Wenxin Jiang
Department of Statistics
Northwestern University
Evanston, IL 60208, USA
E-mail: wjiang@nwu.edu
Phone: 847-467-4533
Fax: 847-491-4939
Martin A. Tanner
Department of Statistics
Northwestern University
Evanston, IL 60208, USA
E-mail: tanm@neyman.stats.nwu.edu
Phone: 847-491-2700
Fax: 847-491-4939
We investigate a class of hierarchical mixtures-of-experts (HME) models where exponential family regression models with generalized linear mean functions of the form $\psi(a+x^T b)$ are mixed. Here $\psi(\cdot)$ is the inverse link function. Suppose the true response $y$ follows an exponential family regression model with mean function belonging to a class of smooth functions of the form $\psi(h(x))$ where $h \in W_{2;K_0}^\infty$ (a Sobolev class over $[0,1]^{s}$). It is shown that the HME mean functions can approximate the true mean function, at a rate of $O(m^{-2/s})$ in $L_p$ norm. Moreover, the HME probability density functions can approximate the true density, at a rate of $O(m^{-2/s})$ in Hellinger distance, and at a rate of $O(m^{-4/s})$ in Kullback-Leibler divergence.
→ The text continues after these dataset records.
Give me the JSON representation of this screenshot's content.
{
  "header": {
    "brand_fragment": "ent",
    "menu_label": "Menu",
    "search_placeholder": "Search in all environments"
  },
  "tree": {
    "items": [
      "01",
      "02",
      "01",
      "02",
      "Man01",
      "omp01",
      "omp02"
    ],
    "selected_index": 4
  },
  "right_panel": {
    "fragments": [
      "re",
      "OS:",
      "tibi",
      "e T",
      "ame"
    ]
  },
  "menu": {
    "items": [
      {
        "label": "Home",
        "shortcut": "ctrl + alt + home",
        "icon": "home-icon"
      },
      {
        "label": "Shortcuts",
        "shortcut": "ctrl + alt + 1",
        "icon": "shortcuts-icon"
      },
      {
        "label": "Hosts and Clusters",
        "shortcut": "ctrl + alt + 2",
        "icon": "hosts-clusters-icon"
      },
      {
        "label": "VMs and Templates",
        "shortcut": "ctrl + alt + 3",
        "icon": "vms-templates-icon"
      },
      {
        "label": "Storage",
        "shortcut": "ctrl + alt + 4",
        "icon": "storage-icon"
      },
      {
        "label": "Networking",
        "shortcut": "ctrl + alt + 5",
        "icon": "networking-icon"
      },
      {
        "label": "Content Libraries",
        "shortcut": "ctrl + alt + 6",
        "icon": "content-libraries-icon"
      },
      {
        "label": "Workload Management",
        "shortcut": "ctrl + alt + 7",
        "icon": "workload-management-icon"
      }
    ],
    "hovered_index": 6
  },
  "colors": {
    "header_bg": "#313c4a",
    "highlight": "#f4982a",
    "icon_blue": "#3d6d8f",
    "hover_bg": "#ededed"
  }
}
These rates can be achieved within the family of HME structures with a tree of binary splits, or within the family of structures with a single layer of experts. Here $s$ is the dimension of the predictor $x$. It is also shown that likelihood-based inference based on HME is consistent in recovering the truth, in the sense that as the sample size $n$ and the number of experts $m$ both increase, the mean square error of the estimated mean response goes to zero. Conditions for such results to hold are stated and discussed.
Approximation rate, exponential family, generalized linear models, Hellinger distance, Hierarchical Mixtures-of-Experts, Kullback-Leibler divergence, maximum likelihood estimation, mean square error.